Well, if you own a Canon, Sony, Olympus, Leica, or Fujifilm camera...why indeed.
However, if you own a Nikon camera - or a Nikon lens - the reason you should care is because you are now well and truly back in the game. You might have thought yourself languishing at the sidelines of the mirror-less revolution these last few years but the Nikon people have blown the whistle and booted you off the bench. And this is one of the boots.
The
Nikon FTZ coupler or adapter puts one of the new Nikon mirrorless camera bodies - the Z7 or Z6 - at the back in the new Z-mount and then invites you to clap on one of the millions of Nikon F-mount optics to the front. Then spin the dials and go out and see what your brand new old lens can do.
Call it what you like - old-fashioned, restricted, narrow or whatever, the Nikon F-mount has been a fixed feature of all Nikon SLR and DSLR bodies these last five decades. There are literally millions of Nikon lenses sitting unused...some of them in the CE repair shop. Until the advent of the APS-C sensor and the DX lens they were all designed to imprint a blast of light on a 24mm x 36mm sensor - film. They can still do that - this time on an electronic plate - and with the clever switching and connections of this FTZ adapter, they can do it pretty well as it was intended in the first place. If your old lens was a manual focus, it still is - if an auto-focus, ditto. There are a few exceptions but not many.
This means that even if you were to be silly enough to take out a magnificent new camera like the Z7 or Z6 and not couple it to a
new Nikkor S lens, you would still be able to shoot all day and every day with your stash of Nikon glass.

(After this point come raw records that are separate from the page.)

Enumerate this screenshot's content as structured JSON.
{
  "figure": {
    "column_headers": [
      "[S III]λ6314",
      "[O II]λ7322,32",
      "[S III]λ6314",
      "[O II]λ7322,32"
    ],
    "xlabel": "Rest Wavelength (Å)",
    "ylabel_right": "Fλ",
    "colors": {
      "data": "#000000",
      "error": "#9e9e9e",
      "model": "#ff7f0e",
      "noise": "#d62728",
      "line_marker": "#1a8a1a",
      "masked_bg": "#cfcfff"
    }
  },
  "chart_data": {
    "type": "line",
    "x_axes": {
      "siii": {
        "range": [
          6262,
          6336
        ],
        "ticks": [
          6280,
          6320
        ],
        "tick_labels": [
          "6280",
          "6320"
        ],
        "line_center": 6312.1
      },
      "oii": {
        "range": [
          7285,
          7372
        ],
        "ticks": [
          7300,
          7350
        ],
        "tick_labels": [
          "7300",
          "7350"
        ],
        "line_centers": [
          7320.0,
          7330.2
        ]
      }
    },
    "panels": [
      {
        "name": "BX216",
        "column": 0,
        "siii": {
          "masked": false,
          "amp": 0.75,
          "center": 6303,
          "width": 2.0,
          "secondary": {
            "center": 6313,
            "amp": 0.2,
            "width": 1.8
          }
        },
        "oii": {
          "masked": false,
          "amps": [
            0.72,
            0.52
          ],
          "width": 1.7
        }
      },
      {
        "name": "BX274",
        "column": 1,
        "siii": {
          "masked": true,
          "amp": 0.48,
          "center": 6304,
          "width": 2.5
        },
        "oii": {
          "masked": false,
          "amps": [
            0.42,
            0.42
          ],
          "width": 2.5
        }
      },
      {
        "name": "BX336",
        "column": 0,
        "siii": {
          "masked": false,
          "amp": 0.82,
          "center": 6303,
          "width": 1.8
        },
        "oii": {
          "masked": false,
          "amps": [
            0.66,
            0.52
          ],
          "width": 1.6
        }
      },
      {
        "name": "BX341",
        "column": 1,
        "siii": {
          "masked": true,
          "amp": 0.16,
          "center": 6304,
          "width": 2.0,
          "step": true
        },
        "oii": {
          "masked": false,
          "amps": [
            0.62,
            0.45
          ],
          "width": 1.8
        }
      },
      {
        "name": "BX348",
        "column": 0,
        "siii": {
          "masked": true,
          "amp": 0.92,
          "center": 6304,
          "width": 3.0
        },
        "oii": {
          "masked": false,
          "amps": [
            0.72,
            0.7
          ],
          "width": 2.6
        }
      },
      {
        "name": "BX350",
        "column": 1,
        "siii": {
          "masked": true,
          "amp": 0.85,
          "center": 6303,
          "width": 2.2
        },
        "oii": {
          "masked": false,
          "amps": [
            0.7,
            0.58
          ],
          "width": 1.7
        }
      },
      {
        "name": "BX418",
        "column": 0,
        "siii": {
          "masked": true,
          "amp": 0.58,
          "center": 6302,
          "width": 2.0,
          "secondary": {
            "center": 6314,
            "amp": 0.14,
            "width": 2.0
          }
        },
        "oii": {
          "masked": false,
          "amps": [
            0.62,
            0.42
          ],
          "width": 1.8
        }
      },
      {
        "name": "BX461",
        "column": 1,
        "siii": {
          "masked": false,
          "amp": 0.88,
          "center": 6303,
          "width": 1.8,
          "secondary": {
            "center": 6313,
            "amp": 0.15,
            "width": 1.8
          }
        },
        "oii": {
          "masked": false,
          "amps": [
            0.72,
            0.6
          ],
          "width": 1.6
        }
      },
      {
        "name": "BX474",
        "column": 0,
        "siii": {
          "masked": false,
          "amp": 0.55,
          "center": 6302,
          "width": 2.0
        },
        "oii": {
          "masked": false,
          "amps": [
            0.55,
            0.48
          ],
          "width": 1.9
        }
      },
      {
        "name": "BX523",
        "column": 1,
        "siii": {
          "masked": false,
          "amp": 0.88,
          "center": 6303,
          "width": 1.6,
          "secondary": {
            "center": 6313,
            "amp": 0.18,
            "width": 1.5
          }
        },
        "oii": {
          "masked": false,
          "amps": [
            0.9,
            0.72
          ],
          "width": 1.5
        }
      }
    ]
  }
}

Even the smaller DX coverage is okay - the camera bodies can be set to recognise the smaller coverage and to use the central portion of their sensors. You are all set up and ready to go! So...what is stopping you from being the kid with the newest camera on the block...with the oldest retro heritage classic lenses? Wait around zeppelin hangers in stormy weather and hope for the worst.